Diesen Trend zur Politisierung der Wirtschaft setzte der Wirtschaftsplan 1952 eindeutig fort. Man mag heute schmunzeln über den rhetorischen Spagat zur Verquickung von Weltpolitik mit Gemeindebelangen. Die Wirtschaftspläne sind jedoch urdemokratisch zustande gekommen. Den unmittelbaren Zusammenhang zwischen Dorfstraßenbeleuchtung in der Gemeinde Jennewitz mit dem Weltfrieden hat kein Funktionär der Kreis-, Bezirks- oder gar Republiksebene hergestellt.

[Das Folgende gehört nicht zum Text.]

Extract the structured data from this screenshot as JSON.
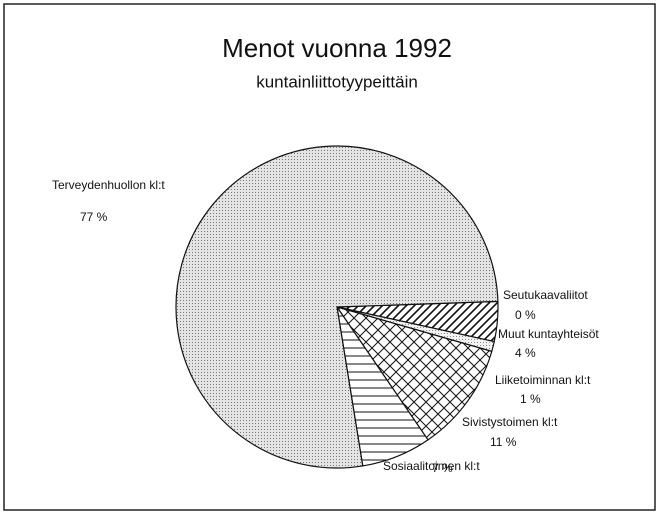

Dass eine Steigerung der Hühneranzahl in Jennewitz ein Schlag in die "Fratze des imperialistischen Klassenfeindes" war, hatten Bürger aus dem Gemeindeumfeld herausgefunden.

Mein Sarkasmus sollte aber nicht über positive Aspekte dieser Planung "von unten" hinwegtäuschen. Die Fixierung gesellschaftlicher Belange wie Kinder- und Jugendarbeit oder die Errichtung von Sportplätzen ist wohl ein schlechtes Beispiel zur "Abrechnung mit kommunistischen Umtrieben" auf dem Lande, zumal die Wirtschaftslage damals eher angespannt war.

Diese Wirtschaftspläne als Produkt echter Demokratie waren ohnehin nur ein kurzes Experiment. Bereits 1953 bekam die Administration der DDR es wohl mit der Angst vor so viel Basisdemokratie zu tun. Zumindest fühlte sie sich so weit gefestigt, dass wirtschaftliche Pläne fortan als zentrale Vorgaben an die Betriebe gingen. Mit ihren Bauern hatten Partei und Regierung bereits andere Pläne – zum Prozess der Vergenossenschaftlichung werde ich sicher noch einiges zu sagen haben.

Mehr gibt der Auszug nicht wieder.